Designing Production-Grade REST API Health Check Endpoints
Design robust REST API health check endpoints: liveness vs readiness, payload schema, dependencies, security, caching, and production-ready examples.
Image used for representation purposes only.
Why health checks matter
A health check endpoint is your API’s heartbeat. Load balancers, orchestrators, and uptime monitors rely on it to route traffic, trigger restarts, and alert humans. A well‑designed health check:
- Detects when the app process is alive and when it’s actually able to serve requests
- Minimizes false positives/negatives with deterministic rules and tight timeouts
- Communicates unambiguously to humans and machines with a stable response contract
- Respects security boundaries and doesn’t leak secrets or internals unnecessarily
This article outlines pragmatic patterns to design production‑grade REST API health checks that integrate cleanly with Kubernetes, serverless platforms, and traditional load balancers.
Liveness vs. readiness vs. startup
Not all “health” is equal. Distinguish checks by intent:
- Liveness (live): Is the process running and not deadlocked? If no, restart it. Keep this check fast and shallow.
- Readiness (ready): Can the service successfully handle real traffic now? Verify critical dependencies and configuration.
- Startup (optional): Has the app completed expensive one‑time initialization (migrations, warm caches) before other checks begin?
Recommended endpoints:
- GET /health/live → shallow; returns 200 if event loop/threads respond
- GET /health/ready → deeper; returns 200 only if critical dependencies pass
- GET /health/startup → 200 after initialization phase
Avoid using a single /health for all cases; split intent to reduce flapping and noisy restarts.
HTTP method, path, and semantics
- Method: Use GET. It is safe and idempotent.
- Paths: Prefer predictable, non-versioned paths under /health (e.g., /health/live, /health/ready). Health is infrastructure‑facing and not part of your public API versioning scheme.
- Latency budget: Target p95 < 50 ms for liveness and < 200 ms for readiness (excluding slow external dependencies where you’ll use timeouts and partial aggregation).
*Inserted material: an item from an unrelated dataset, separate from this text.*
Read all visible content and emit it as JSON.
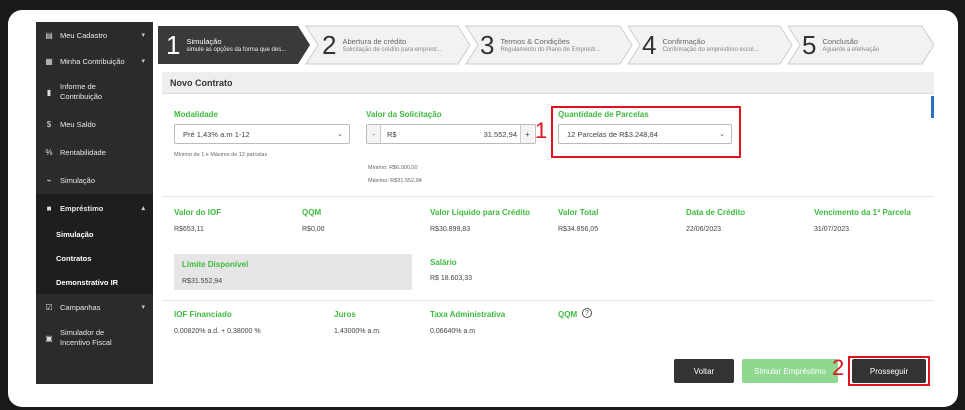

Status codes that convey truth
- 200 OK: Healthy for the intended check
- 503 Service Unavailable: Unhealthy or not ready; signals load balancers to stop routing traffic
- 500 Internal Server Error: Unexpected failure in the checker itself; treat as unhealthy
- 429 Too Many Requests: If you rate‑limit health hits (rare), but generally exempt health endpoints from limits
Do not return 2xx with an error payload; machines key off status codes.
Response contract (keep it small and stable)
Even though load balancers mostly care about status codes, a concise JSON body helps humans and observability tools.
Example minimal, stable response for readiness:
{
"status": "pass",
"service": "billing-api",
"version": "2.4.1",
"time": "2026-04-07T15:23:18Z",
"uptime_s": 48213,
"checks": {
"db:primary": {"status": "pass", "latency_ms": 14},
"redis": {"status": "pass", "latency_ms": 3},
"queue": {"status": "warn", "detail": "lag=523"}
}
}
- status: pass | warn | fail (map warn→200 with alerts; fail→503)
- checks: minimal, redacted fields only; exclude secrets
- version/commit: aids rollbacks and correlation with deployments
Optional JSON Schema for the response
Keep the contract explicit and testable.
{
"$schema": "https://json-schema.org/draft/2020-12/schema",
"$id": "https://example.com/schemas/health.schema.json",
"type": "object",
"required": ["status", "service", "time"],
"properties": {
"status": {"enum": ["pass", "warn", "fail"]},
"service": {"type": "string"},
"version": {"type": ["string", "null"]},
"time": {"type": "string", "format": "date-time"},
"uptime_s": {"type": ["number", "null"]},
"checks": {
"type": "object",
"additionalProperties": {
"type": "object",
"required": ["status"],
"properties": {
"status": {"enum": ["pass", "warn", "fail"]},
"latency_ms": {"type": ["number", "null"]},
"detail": {"type": ["string", "null"]}
}
}
}
}
}
What to check (and how deep)
- Liveness: Only app loop responsiveness and basic memory/CPU sanity. Avoid I/O. Example: respond “pass” if a trivial in‑process action completes within 50 ms.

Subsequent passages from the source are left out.